Context
Benjamin delivered a privacy impact assessment for facial-recognition technology in a public retail precinct. The setting mattered because retail environments involve large numbers of ordinary members of the public, varied expectations of notice and consent, and high sensitivity around biometric data.
The value of the work was disciplined decision support: testing the intended use case through privacy, governance, risk and public-trust analysis so decision makers could understand what would need to be true before any deployment pathway could be approved.
Problem
Customer-facing biometric systems can create harm if treated as ordinary CCTV or access-control technology. They raise questions about purpose limitation, consent, data retention, false matches, vendor accountability, signage, operating procedures, escalation paths, staff training and proportionality.
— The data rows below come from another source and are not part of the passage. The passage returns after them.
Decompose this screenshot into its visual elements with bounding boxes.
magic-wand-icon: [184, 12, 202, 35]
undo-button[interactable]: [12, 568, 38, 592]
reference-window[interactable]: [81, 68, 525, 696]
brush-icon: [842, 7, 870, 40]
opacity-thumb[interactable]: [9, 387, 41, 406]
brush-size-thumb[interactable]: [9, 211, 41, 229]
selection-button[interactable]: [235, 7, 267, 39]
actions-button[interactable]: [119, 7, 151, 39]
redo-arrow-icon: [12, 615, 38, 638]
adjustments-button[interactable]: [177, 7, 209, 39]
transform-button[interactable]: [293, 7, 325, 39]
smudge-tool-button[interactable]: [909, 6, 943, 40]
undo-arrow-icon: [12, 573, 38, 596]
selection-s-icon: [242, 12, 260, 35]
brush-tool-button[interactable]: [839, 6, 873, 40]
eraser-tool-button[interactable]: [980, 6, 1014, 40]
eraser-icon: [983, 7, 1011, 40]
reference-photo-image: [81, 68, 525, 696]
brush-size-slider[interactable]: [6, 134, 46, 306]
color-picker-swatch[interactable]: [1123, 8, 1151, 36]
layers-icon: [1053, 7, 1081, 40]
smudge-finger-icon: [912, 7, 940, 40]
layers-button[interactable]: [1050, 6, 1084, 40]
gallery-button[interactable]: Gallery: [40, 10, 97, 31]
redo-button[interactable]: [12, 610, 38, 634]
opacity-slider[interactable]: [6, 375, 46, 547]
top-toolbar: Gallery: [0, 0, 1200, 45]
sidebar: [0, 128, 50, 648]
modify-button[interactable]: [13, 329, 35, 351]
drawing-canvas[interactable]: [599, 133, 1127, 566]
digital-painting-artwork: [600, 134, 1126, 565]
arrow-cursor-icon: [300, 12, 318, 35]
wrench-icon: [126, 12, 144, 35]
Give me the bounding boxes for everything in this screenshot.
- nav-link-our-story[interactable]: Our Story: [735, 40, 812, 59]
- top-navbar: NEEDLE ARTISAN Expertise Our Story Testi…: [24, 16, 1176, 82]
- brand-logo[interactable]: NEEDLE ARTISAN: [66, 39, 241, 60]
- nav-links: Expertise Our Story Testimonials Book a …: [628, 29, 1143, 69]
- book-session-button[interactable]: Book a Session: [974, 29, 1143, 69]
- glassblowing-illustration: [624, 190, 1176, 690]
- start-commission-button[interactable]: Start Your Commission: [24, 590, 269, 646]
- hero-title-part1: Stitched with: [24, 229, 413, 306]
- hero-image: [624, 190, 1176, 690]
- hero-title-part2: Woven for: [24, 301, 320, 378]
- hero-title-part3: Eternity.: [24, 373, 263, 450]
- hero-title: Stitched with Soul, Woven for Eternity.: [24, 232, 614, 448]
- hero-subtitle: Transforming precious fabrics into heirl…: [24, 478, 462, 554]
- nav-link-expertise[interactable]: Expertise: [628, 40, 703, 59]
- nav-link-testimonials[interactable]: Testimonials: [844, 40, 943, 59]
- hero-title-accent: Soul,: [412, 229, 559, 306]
The client needed a structured way to test whether the use case was legitimate, proportionate, governable and explainable before committing to a deployment pathway.
Benjamin’s Role
Benjamin delivered the privacy impact assessment for the customer-facing identity and safety concept. He framed the decision as a governance problem first and a technology project second, giving executives a structured basis for assessing privacy risk, operational controls and public acceptability.
What Benjamin Built Or Changed
The assessment created a structured approach covering privacy risks, intended purpose, stakeholder impacts, biometric data handling, governance controls, operating assumptions, vendor responsibilities, signage and notice expectations, escalation pathways and decision evidence.
It also reframed the conversation away from “can the technology work?” toward “should this be done, under what controls, for what purpose, and with what accountability?”
Stakeholders
Retail precinct leadership, security and operations stakeholders, patrons, privacy stakeholders, technology providers, legal and governance decision makers.
Delivery Approach
The approach emphasised proportionality, privacy-by-design and risk-based decision support. Public-facing biometric use was treated as a high-trust operating model requiring clear policy, evidence, controls and escalation pathways rather than a simple technical installation.
Outcomes
The work created a governance-first pathway for assessing a biometric use case before it reached implementation. It gave decision makers a clear view of the privacy, operational and reputational risks attached to customer-facing facial recognition and the controls that would be required to proceed responsibly.
What It Demonstrates
Responsible technology governance, privacy-aware biometric judgement and the ability to bring evidence, purpose and accountability to a high-risk technology decision before implementation.